Cette flambée de violence alimente la psychose qui s’est installée au sein de la population depuis l’annonce de la tenue de ces élections. Elle inquiète les populations qui sont toujours les victimes de ce genre de situation. Et l’intransigeance des protagonistes de cette crise politique n’augure rien de bon au lendemain de ces élections. Face à cette situation qui a l’allure du déjà vu, les populations se préparent à d’éventuels jours difficiles en cette fin d’année.

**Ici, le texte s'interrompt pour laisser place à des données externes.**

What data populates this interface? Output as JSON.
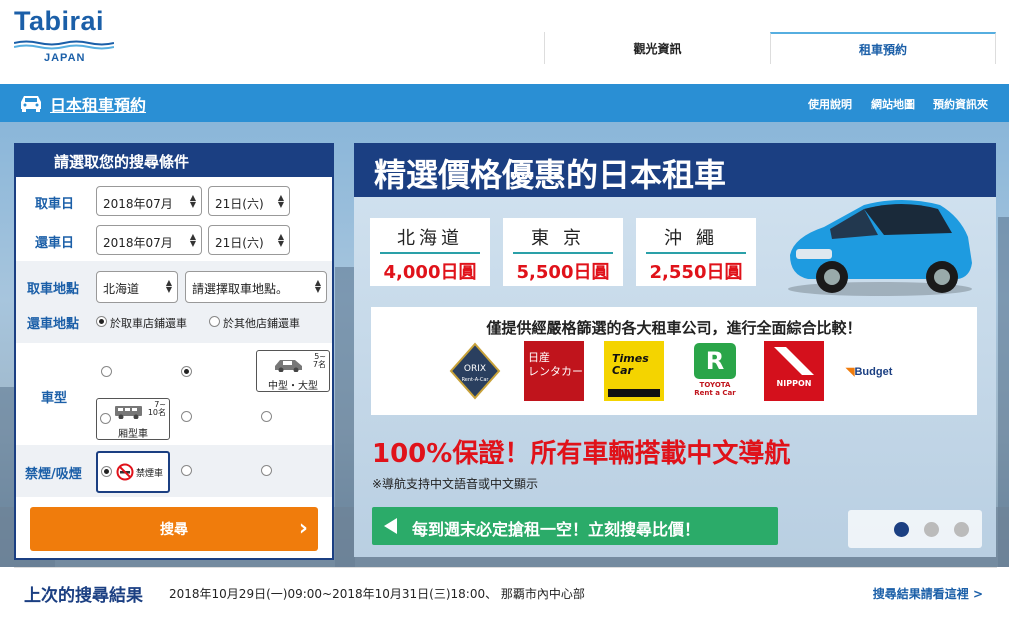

Les populations se préparent pour le pire
Les violences post-électorales, les togolais en n’ont vécu ces dernières années. Et c’est pour cause que certains citoyens ont décidé de ne pas se laisser surprendre par le cours des évènements. Ainsi, pendant que d’autres s’approvisionnent en produits de première nécessité, d’autres renforcent la sécurité de leurs maisons. « Je dirais que toutes les conditions sont réunies pour qu’on assiste à des violences après ces élections. Alors, pour ne plus vivre une situation similaire à celle de 2005 (ndlr les violences après la proclamation des résultats des élections présidentielles qui donnent la victoire à Faure Gnassingbé), j’ai demandé à ma femme de faire des provisions pour les deux prochaines semaines. Vous savez très bien que pendant ces périodes, les marchés et les boutiques n’ouvrent pas. Donc, on veut être prévoyant », explique Théo, un résidant du quartier Agbalépédo. Dans ce quartier, M. Théo n’est pas le seul à prendre des précautions. Son voisin, un sexagénaire a fait changer les serrures de sa maison. L’homme qui a la santé fragile craint des intrusions des forces de sécurité chez lui comme ce fût déjà le cas en 2005.
Rencontré au grand marché de Lomé lundi dernier, Mme Ayélé transportait deux sacs de courses remplis. A la question de savoir si elle se prépare pour les fêtes de fin d’année, elle répond : « L’heure n’est pas à la fête. La probabilité des violences au lendemain des élections est forte et cela peut durer plusieurs jours. Donc, je m’approvisionne pour ne pas à prendre le risque de sortir de chez moi ».
Au quartier Bè, considéré comme l’un des fiefs de l’opposition, certains habitants comme Mawugan, père d’une famille avec deux enfants se préparent pour envoyer leurs familles au village. «Je suis originaire de Kouvé. Au vue de la situation politique, j’ai demandé à ma femme d’amener les enfants ce mercredi (ndlr : aujourd’hui) au village. Je veux protéger mes enfants », a-t-il confié.
En 2005, les violences post électorales qui ont éclaté au moment des dépouillements ont fait entre 400 et 500 morts. Les événements de ces derniers jours rappellent aux Togolais les prémices de cette période sombre d’où la nécessité pour certains de se préparer pour le pire.